Lack of high-quality, affordable child care forces tough choices for parents.

My husband and I are full-time working parents because we need two incomes to support our family. We have a five-year-old son and twenty- month old twin girls and like so many Vermont parents, we've had to make tough choices because high-quality, affordable child care is so hard to find.

As an early education professional myself, I know that the first five years of child development are crucial. During this time the child's brain is rapidly absorbing and developing, laying the foundation for social-emotional development, learning, and skill-building. Knowing this, my husband and I strived to find a nurturing and safe environment for our children.

In October of 2011, we joyfully welcomed our son into the world and proceeded to spend the next six weeks in a panic as we struggled to find affordable high-quality child care, within the vicinity of our home. We researched and visited several centers but the one we chose had a mile-long waiting list. We were able to get slot for part-time care at that center and had to piece together other arrangements for the rest of the hours. It wasn't ideal but it's what was available at the time.

Fast forward to March 2015 when we welcomed our twin daughters into the world. This time, after much discussion with my husband, I made the tough decision not to return to work because my paycheck would have been going to child care and we were really struggling to find a place that could take two full-time infants. It was a bittersweet time for me, as I loved being with my children, but I missed my passion of teaching.

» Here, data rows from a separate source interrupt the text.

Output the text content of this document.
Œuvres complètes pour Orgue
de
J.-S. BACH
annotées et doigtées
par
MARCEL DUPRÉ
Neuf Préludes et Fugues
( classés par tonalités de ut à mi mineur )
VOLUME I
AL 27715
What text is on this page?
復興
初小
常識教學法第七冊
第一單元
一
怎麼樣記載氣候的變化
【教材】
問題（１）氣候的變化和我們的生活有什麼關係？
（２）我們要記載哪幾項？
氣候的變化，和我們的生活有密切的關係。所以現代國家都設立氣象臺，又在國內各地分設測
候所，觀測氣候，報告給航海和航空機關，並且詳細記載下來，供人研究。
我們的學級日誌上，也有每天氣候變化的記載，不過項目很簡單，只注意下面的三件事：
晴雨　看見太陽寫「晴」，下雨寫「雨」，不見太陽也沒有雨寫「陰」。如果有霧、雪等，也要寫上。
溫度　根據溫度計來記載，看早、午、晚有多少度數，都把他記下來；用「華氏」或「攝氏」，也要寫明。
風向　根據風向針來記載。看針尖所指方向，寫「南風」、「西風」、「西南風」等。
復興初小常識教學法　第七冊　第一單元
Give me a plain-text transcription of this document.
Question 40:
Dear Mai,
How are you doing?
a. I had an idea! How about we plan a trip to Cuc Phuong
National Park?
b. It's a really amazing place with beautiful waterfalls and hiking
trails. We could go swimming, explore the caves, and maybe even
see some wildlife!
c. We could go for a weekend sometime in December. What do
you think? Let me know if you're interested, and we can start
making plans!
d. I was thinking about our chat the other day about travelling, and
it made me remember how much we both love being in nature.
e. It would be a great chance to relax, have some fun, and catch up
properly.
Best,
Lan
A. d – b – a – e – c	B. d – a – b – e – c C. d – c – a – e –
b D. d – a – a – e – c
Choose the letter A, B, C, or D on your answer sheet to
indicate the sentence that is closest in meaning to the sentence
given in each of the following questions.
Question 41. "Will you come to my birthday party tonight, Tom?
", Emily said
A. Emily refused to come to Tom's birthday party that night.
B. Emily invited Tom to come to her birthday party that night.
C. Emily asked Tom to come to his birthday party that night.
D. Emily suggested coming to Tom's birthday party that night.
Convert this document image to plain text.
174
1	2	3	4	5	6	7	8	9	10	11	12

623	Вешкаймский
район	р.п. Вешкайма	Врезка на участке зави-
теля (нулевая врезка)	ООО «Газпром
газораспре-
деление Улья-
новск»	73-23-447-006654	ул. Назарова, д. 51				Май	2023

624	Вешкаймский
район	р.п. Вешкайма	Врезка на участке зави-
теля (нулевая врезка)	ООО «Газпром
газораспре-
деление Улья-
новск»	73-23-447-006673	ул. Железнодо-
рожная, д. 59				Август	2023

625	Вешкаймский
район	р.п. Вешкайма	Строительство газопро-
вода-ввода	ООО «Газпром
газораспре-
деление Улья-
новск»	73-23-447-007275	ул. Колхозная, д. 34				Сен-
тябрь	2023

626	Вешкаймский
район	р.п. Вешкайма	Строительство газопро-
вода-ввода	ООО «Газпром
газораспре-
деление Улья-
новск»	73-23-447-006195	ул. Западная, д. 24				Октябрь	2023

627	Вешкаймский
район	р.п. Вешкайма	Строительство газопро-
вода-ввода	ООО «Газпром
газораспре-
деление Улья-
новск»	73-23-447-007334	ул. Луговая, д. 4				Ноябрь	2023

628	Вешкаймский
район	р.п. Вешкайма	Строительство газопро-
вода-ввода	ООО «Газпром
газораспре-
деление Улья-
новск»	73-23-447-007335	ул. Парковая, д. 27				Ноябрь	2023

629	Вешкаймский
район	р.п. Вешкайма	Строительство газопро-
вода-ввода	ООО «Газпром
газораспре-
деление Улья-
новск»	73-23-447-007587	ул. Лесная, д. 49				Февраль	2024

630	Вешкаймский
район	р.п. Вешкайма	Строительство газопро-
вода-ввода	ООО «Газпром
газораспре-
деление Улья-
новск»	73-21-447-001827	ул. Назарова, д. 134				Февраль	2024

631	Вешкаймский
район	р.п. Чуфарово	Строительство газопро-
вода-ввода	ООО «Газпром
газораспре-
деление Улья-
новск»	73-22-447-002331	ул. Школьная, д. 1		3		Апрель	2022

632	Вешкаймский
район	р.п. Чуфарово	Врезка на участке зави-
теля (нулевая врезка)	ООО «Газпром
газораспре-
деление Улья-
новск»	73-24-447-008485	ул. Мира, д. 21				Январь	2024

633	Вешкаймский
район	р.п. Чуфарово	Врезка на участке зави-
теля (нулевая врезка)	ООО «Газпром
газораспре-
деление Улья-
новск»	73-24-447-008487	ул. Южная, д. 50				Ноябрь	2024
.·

One of the reasons for this is that child care is too expensive for families, and the cost of providing care is too high for the providers. In Rutland County, where I live, 89% of infants likely to need care don't have access to high-quality, regulated child care programs and 63% of infants likely to need care don't have access to ANY regulated care, according to research by Let's Grow Kids. This is way too high of a percentage.

This is why it's time that our state commits to investing in the early years. We need to change the way we're doing business in Vermont and that's why I signed the petition at www.letsgrowkids.org to show my support for prioritizing kids and increasing public investments in high-quality, affordable child care so every Vermont child has a strong start. Will you join me?